Many patients with IBS believe they have insufficient information about their disorder.60 When respondents in a recent telephone survey conducted in the United States were asked to select from a list of long-term disorders that included asthma, depression, CHD, and diabetes, almost 50% ranked IBS as the medical disorder about which they knew the least.61 Similar results were found in Europe.60

Evidence also suggests that healthcare providers should acquire a greater understanding of IBS. A study involving 36 general practitioners and 3111 patients in the United Kingdom found that IBS was identified in only 58% of patients whose symptoms warranted the diagnosis.62 Even physicians who recognize and treat IBS seem unaware of the degree to which IBS disrupts and debilitates affected patients. When describing on a scale of 1 ("barely noticeable") to 10 ("completely incapacitating") the pain associated with IBS, IBS patients, on average, rated their pain as 6.3, whereas physicians rated it as 5.163; these results indicate that there is a disconnection between physicians and patients regarding IBS.

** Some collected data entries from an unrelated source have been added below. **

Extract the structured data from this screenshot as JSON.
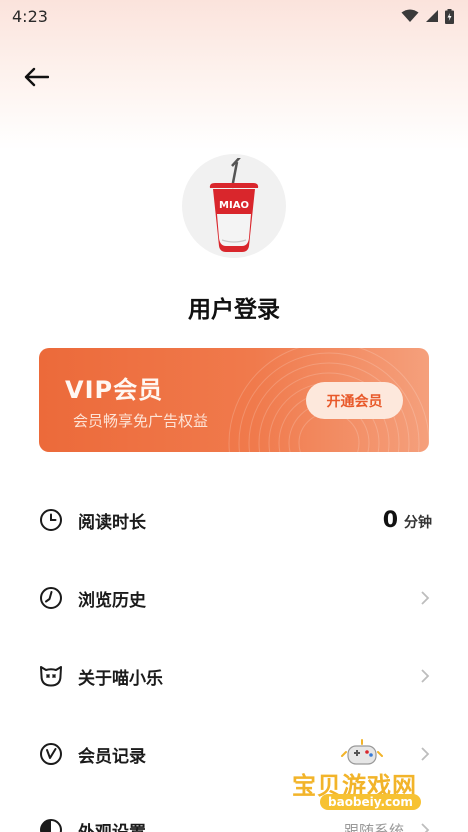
{
  "status_bar": {
    "time": "4:23"
  },
  "page": {
    "title": "用户登录"
  },
  "avatar": {
    "cup_text": "MIAO"
  },
  "vip": {
    "title": "VIP会员",
    "subtitle": "会员畅享免广告权益",
    "button_label": "开通会员"
  },
  "menu": {
    "items": [
      {
        "label": "阅读时长",
        "icon": "clock-icon",
        "value": "0",
        "unit": "分钟"
      },
      {
        "label": "浏览历史",
        "icon": "history-icon"
      },
      {
        "label": "关于喵小乐",
        "icon": "cat-face-icon"
      },
      {
        "label": "会员记录",
        "icon": "record-icon"
      },
      {
        "label": "外观设置",
        "icon": "appearance-icon",
        "value": "跟随系统"
      }
    ]
  },
  "watermark": {
    "title": "宝贝游戏网",
    "url": "baobeiy.com"
  },
  "colors": {
    "accent": "#ec6a3a",
    "vip_button_text": "#e8592a",
    "cup_red": "#d9262c"
  }
}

Although these observations from the workplace appear bleak, an IBS educational awareness campaign may prove to be an effective intervention. It has been well demonstrated that workplace health improvement programs are effective in managing other long-term conditions.64 Patients who have participated in these programs report that they feel healthier and more in control of their disease; this outcome has resulted in measurable reductions in medical care costs and absenteeism and in enhanced productivity in patients with depression and diabetes.64-66

Step 2: Implement Incentive Programs. Employers may consider implementing incentive programs to encourage employees with IBS to seek and comply with treatment. For example, the educational campaign and incentives program for depression management initiated by First Chicago Corporation in the 1980s resulted in reduced behavioral healthcare costs in each subsequent year after its inception, and, by 1996, the mental health share of total healthcare costs had decreased from 14% to less than 5%.64

It can be seen from the previous discussion that on-site educational or incentive programs can help employees better manage long-term medical disorders and be more productive at work and that employers who provide such programs can reduce total direct healthcare costs and costs resulting from absenteeism and presenteeism.

Step 3: Reevaluate and Monitor Program Impact. Effective programs require reevaluation and monitoring. Reevaluation allows for program updates and for the introduction of new information, such as details about newly available therapies. For example, whereas sumatriptan was once the cost-effective choice for migraine management,67-69 the cost/benefit model shifted when almotriptan was introduced to the market. Almotriptan was found to be as effective and as well tolerated as sumatriptan, but its acquisition cost was lower, making it the more cost-effective choice.70 For them to be most effective, educational programs must be kept current with new developments in disease management, and treatment recommendations should be continually monitored to ensure that they stay current and relevant.


IBS is a long-term, episodic GI motility disorder that is prevalent among adults of working age. It imposes a substantial burden on patients and employers. Although IBS can be confidently diagnosed on the basis of characteristic symptoms, it is often misdiagnosed or underrecognized by patients and physicians, leading to multiple physician visits, multiple medications, and unnecessary diagnostic tests, procedures, and surgeries—all of which contribute to higher direct medical costs. Additionally, employers incur significant costs because of IBS-related absenteeism and presenteeism. Such costs have traditionally been difficult to quantify, but recent efforts have led to better understanding of their magnitude. Educational awareness programs have been used successfully to reduce the costs associated with other long-term disorders; with appropriate implementation, such programs might have similar results for IBS. Finally, ongoing and future development of therapies that effectively and safely provide global relief of the multiple symptoms of IBS may also help to reduce the sizable costs associated with this common condition.